At bus 2, S is also equal to 1 pu.

The maximum power transfer equation for what is sent from bus 1 to bus 2 is:

P1-2 = V1 * V2 / X * sin(θ1-2) where V1 and V2 are just magnitudes

So, with 1 pu power demand at bus 2, you can solve this equation:

1 = 1 * 1 / 0.5 * sin(θ1-2)

or

sin(θ1-2) = 0.5

Inverse sine tells you θ1-2 represents an angle of 30 degrees

Therefore, bus 2 lags bus 1 by 30 degrees. Sending bus always leads the receiving bus.

So with S2 = 1, what is the reactive power requirement at bus 2?

We know that I12 = (V1 – V2)/jX

I12 = (1 – 1/-30)/j0.5

= (0.134 + j 0.5)/j0.5

= 1 - j0.2679

Since the real part (1 pu) is sent from bus 1, the reactive part is 0.268 pu, which the capacitor bank supplies.

 

[cnh1995]

For each bus, you can write:

S = V I * where I* equal I-conjugate

So, at bus 1 (or A), V = 1/0 or 1 pu at an angle of 0 degrees.

Since V = 1 and S = 1, I* must equal 1 + j0 for the load at that bus. So, I also = 0.

At bus 2, S is also equal to 1 pu.

The maximum power transfer equation for what is sent from bus 1 to bus 2 is:

P1-2 = V1 * V2 / X * sin(θ1-2) where V1 and V2 are just magnitudes

So, with 1 pu power demand at bus 2, you can solve this equation:

1 = 1 * 1 / 0.5 * sin(θ1-2)

or

sin(θ1-2) = 0.5

Inverse sine tells you θ1-2 represents an angle of 30 degrees

Therefore, bus 2 lags bus 1 by 30 degrees. Sending bus always leads the receiving bus.

So with S2 = 1, what is the reactive power requirement at bus 2?

We know that I12 = (V1 – V2)/jX

I12 = (1 – 1/-30)/j0.5

= (0.134 + j 0.5)/j0.5

= 1 - j0.2679

Since the real part (1 pu) is sent from bus 1, the reactive part is 0.268 pu, which the capacitor bank supplies.

Thanks @magoo for your answer. I understand the math here.
My question is, how do I know that the 1pu demand at bus 2 is the active power demand? How can I know that S_B=1+j0 pu and not 0.8+j0.6 pu (or something else)?

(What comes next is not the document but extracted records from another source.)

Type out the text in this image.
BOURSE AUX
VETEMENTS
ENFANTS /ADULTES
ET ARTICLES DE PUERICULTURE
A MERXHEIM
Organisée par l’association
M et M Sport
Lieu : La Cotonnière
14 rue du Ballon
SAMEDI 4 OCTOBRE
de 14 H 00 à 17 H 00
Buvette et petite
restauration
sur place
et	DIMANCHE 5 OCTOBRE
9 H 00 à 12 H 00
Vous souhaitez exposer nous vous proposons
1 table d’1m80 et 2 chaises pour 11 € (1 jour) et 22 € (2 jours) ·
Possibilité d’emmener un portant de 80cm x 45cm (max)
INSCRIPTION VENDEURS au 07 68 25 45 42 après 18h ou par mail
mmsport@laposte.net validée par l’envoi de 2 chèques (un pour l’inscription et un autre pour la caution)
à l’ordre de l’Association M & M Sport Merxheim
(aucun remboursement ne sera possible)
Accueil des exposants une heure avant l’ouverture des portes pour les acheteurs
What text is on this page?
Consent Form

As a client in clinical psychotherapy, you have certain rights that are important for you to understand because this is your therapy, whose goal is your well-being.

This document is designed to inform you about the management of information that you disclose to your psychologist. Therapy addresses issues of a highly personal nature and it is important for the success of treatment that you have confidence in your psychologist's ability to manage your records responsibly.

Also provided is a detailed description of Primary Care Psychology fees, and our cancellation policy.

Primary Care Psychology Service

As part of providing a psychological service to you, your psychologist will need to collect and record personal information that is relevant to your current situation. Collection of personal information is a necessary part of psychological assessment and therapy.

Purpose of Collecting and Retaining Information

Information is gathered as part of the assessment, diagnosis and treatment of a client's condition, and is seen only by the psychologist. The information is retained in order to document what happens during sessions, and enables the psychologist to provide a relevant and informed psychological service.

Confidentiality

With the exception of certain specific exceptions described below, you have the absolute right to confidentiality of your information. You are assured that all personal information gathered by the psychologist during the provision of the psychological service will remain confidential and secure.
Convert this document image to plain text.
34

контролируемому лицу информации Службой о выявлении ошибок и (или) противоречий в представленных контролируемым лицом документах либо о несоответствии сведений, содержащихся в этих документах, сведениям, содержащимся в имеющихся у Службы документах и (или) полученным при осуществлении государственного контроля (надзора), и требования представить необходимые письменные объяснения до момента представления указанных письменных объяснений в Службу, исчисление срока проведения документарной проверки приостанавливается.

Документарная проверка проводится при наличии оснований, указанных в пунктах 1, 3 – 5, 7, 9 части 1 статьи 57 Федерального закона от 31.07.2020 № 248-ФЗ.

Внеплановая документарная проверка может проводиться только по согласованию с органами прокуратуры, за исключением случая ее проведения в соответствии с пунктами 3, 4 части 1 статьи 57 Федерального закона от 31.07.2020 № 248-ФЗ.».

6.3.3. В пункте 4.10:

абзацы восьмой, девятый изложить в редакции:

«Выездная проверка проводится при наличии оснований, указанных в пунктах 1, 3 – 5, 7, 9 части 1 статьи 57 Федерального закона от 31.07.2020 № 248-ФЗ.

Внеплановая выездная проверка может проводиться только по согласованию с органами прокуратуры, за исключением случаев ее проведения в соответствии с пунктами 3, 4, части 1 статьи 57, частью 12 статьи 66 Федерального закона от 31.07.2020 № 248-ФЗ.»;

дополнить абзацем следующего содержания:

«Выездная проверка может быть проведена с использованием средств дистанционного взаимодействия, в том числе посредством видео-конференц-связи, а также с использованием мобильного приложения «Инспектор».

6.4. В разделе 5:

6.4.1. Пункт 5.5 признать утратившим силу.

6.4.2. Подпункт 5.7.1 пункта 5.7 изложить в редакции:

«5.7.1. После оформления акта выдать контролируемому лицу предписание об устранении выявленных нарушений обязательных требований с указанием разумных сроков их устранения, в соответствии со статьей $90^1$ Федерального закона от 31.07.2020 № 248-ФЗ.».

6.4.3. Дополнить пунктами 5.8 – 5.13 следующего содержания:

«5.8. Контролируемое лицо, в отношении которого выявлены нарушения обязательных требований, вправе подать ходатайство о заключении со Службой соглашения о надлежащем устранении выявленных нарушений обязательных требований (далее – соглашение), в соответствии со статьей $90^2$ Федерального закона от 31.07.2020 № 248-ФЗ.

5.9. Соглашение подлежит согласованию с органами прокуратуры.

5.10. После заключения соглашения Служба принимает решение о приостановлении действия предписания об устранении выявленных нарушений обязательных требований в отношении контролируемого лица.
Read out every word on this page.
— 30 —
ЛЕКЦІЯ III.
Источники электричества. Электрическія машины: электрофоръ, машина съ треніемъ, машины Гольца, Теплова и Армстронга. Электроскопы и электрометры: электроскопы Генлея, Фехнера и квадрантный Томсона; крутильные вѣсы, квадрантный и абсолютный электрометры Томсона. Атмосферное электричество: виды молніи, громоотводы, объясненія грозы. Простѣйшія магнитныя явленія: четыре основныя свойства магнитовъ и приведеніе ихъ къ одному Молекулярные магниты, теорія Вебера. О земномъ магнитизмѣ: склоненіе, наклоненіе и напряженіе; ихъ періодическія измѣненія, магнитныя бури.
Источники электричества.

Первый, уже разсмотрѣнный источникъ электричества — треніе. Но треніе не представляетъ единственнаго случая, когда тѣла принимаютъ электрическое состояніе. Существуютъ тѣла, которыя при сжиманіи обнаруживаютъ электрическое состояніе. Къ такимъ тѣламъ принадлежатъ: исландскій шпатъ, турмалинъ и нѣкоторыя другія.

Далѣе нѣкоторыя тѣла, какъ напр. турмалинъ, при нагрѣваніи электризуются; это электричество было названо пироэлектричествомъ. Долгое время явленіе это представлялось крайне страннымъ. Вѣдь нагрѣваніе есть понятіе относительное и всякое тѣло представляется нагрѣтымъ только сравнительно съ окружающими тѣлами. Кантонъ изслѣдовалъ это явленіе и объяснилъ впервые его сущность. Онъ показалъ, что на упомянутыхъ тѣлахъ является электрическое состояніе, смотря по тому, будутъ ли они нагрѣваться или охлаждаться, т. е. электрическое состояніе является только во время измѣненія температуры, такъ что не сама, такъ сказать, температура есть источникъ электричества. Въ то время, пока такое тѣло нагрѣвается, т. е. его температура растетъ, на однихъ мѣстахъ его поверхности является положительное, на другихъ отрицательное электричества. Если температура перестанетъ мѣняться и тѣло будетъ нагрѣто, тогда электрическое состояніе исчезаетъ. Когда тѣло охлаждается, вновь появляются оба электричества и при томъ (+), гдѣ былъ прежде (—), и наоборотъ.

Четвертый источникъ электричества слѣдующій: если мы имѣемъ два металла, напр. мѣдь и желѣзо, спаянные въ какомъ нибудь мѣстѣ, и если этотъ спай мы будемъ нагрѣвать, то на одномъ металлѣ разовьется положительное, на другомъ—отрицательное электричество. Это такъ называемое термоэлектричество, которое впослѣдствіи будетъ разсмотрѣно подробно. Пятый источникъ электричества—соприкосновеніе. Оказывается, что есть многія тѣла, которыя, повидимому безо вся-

I understand that there is no generator at bus B, hence, its 1 pu power demand is fulfilled by bus A through the transmission line. From the given data, how should I determine that S_B=1+j0 (i.e. S_B has no reactive component)?

 

[magoo]

The rule of thumb I was taught was that:

- A difference in voltage angle between two busses results in MW or power transfer

- A difference in voltage magnitude between two busses results in MVAR or reactive power transfer

Since we don’t have a difference in voltage magnitude, there will be no reactive power transfer.

We know that P1-2 is 1 pu. Therefore, the reactive load is supplied by means of the capacitor bank at Bus 2.

 

[cnh1995]

A difference in voltage magnitude between two busses results in MVAR or reactive power transfer

Q=|V₁||V₂|cosδ/X_L-V₂²/X_L.

This means, even if voltages of the two ends are equal, there can still be some reactive power flowing, depending on δ.

 

[cnh1995]

What if δ=0° and the load at bus B is purely reactive? This makes P_AB=Q_AB=0. But since load on bus B is reactive, S_B=Q_B=1pu=0+j1.
In this case, entire reactive power demand on bus 2 is fulfilled by the capacitor bank, so its rating should be 1 pu.

Is it possible that they are asking "minimum" rating of the capacitor bank?
This makes sense, because if S_B=P_B= 1 pu, Q_B=0. So the reactive power supplied by the source at bus A is absorbed by the capacitor bank at B, and no reactive power flows to the load at bus B. This will be the minimum reactive power required to be supplied by the capacitor bank.

 

[magoo]

Yes. I agree with you.

I interpreted your problem as a transmission line, like 220 kV or 400 kV. Our transmission lines in the U.S. are typically interconnected so that in many situations you can control the voltage magnitudes at each end to be close to 1 pu and thereby minimize var flow.

If the line is radial in nature, then you would get a voltage drop in both magnitude and phase angle from A to B or 1-2.

I didn't get a chance to deal with your latest post which I just received and will look at it tomorrow.